|Recent Advances in Research With Adults With Acquired and Developmental Disabilities
|Monday, May 25, 2020
|5:00 PM–5:50 PM
|Walter E. Washington Convention Center, Level 1, Salon G
|Area: DDA/VRB; Domain: Translational
|Chair: Nicole Pantano (Caldwell University)
|CE Instructor: Michael P. Mozzoni, M.A.
This symposium will cover two data-based presentations teaching to adults with acquired and developmental disabilities. The first study evaluated the effects of a video prompting strategy to teach adult women to shave their legs. All participants acquired and maintained the skill. The second study replicated and extended Gross, Fuqua, and Merritt's Verbal Behavior Assessment Battery (2013). They piloted this function-based assessment to guide language programming for adults with acquired brain injury (ABI). This population differs from the original population of adults with dementia as adults with ABI may experience complex changes in their verbal behavior. Following revisions to the assessment, the authors completed the study with five participants with ABI and five matched control participants.
|Instruction Level: Intermediate
|Keyword(s): adults, brain injury, language assessment, self-help skills
BCBAs, practitioners, graduate students, and researchers interested in or working with individuals with Acquired Brain Injury or other
|Learning Objectives: 1. Audience members will be able to identify a tool and teaching strategy to teach leg shaving. 2. Audience members will become familiar with the Verbal Behavior Assessment Battery and how it can be used with individuals with acquired brain injury. 3. Audience members will identify additional considerations and refinement for future clinical use of the Verbal Behavior Assessment Battery.

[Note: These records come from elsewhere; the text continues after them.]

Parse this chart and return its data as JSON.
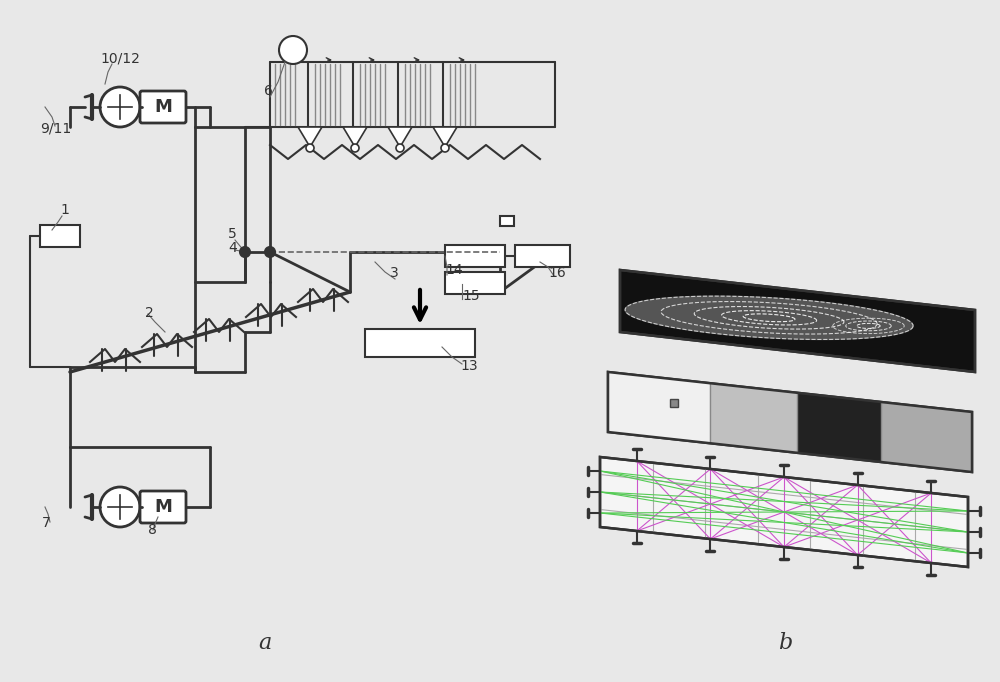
{
  "bg_color": "#e0e0e0",
  "line_color": "#666666",
  "dark_line": "#333333",
  "fig_width": 10.0,
  "fig_height": 6.82,
  "label_a": "a",
  "label_b": "b"
}
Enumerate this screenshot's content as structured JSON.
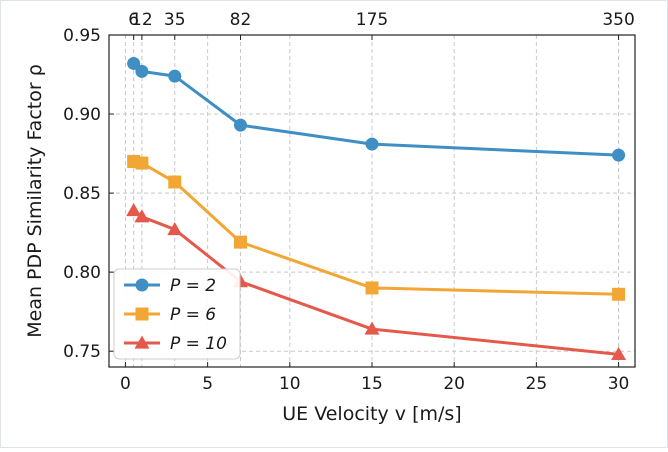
{
  "chart_data": {
    "type": "line",
    "title": "",
    "xlabel": "UE Velocity v [m/s]",
    "ylabel": "Mean PDP Similarity Factor ρ",
    "xlim": [
      -1,
      31
    ],
    "ylim": [
      0.74,
      0.95
    ],
    "xticks": [
      0,
      5,
      10,
      15,
      20,
      25,
      30
    ],
    "yticks": [
      0.75,
      0.8,
      0.85,
      0.9,
      0.95
    ],
    "top_axis": {
      "positions": [
        0.5,
        1,
        3,
        7,
        15,
        30
      ],
      "labels": [
        "6",
        "12",
        "35",
        "82",
        "175",
        "350"
      ]
    },
    "grid": true,
    "legend_position": "lower-left",
    "x": [
      0.5,
      1,
      3,
      7,
      15,
      30
    ],
    "series": [
      {
        "name": "P = 2",
        "values": [
          0.932,
          0.927,
          0.924,
          0.893,
          0.881,
          0.874
        ],
        "color": "#3f8fc4",
        "marker": "circle"
      },
      {
        "name": "P = 6",
        "values": [
          0.87,
          0.869,
          0.857,
          0.819,
          0.79,
          0.786
        ],
        "color": "#f2a633",
        "marker": "square"
      },
      {
        "name": "P = 10",
        "values": [
          0.839,
          0.835,
          0.827,
          0.794,
          0.764,
          0.748
        ],
        "color": "#e35a4c",
        "marker": "triangle"
      }
    ]
  }
}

|Teaching Leg Shaving with Finishing Touch Flawless Legs™ to Women with Disabilities
|Natalie Folgia (Caldwell University), Tina Sidener (Caldwell University), Sharon A. Reeve (Caldwell University), Ruth M. DeBar (Caldwell University), PRIYA P PATIL (Caldwell University)
|Abstract: Teaching independence with shaving can provide individuals with privacy and comfort, increase quality of life, and reduce effort of caregivers. Unfortunately, no previous studies have provided clinicians with procedures for teaching leg shaving. The current study evaluated the effects of a video prompting teaching package on leg shaving skills using a concurrent multiple baseline design across participants. Participants included three women ages 22 to 56, each with a different diagnosis (i.e., paraplegia, Down Syndrome, and cognitive impairment with Schizoaffective Disorder). The Finishing Touch Flawless Legs™ shaver was selected because a) it can be used without water or shaving cream, b) individuals with fine motor deficits can handle the device, c) the device will not cut or nick the user, and d) it is rechargeable and does not require batteries. All participants learned to shave their legs at the mastery criterion of 100% independent, correct steps within a mean of 7.33 teaching sessions. These levels were maintained at 2-week probes and during generalization probes. On the Treatment Acceptability Rating Form - Revised, scores indicated high social validity of the procedures of this treatment package.
|Piloting a Function-Based Language Assessment for Adults with Neurocognitive Disorder
|Dani Leigh Buckley (California State University, Sacramento), Megan R. Heinicke (California State University, Sacramento), Jonathan C. Baker (Western Michigan University), AMANDA N JONES (California State University, Sacramento), Shelby Marie Bryeans (California State University, Sacramento)
|Abstract: Language deficits are common following neurocognitive disorder (NCD), yet behavior analysts serving this growing population do not have a validated, function-based assessment to guide language programming. Gross, Fuqua, and Merritt (2013) developed and piloted the Verbal Behavior Assessment Battery (VBAB) to evaluate language deficits for older adults with dementia, but researchers have yet to replicate this study or evaluate this tool for adults following acquired brain injury (ABI). We expanded the VBAB to better capture the complex changes that may occur following ABI. We conducted the revised assessment with five adults with severe ABI and matched control participants and found 1) varying deficits across ABI participants, 2) significant differences between the performance of ABI and control participants, 3) acceptable test-retest reliability, and 4) evidence for both functional independence and interdependence of verbal operants. Our discussion will focus on methodological considerations and potential refinement of the assessment for future clinical use.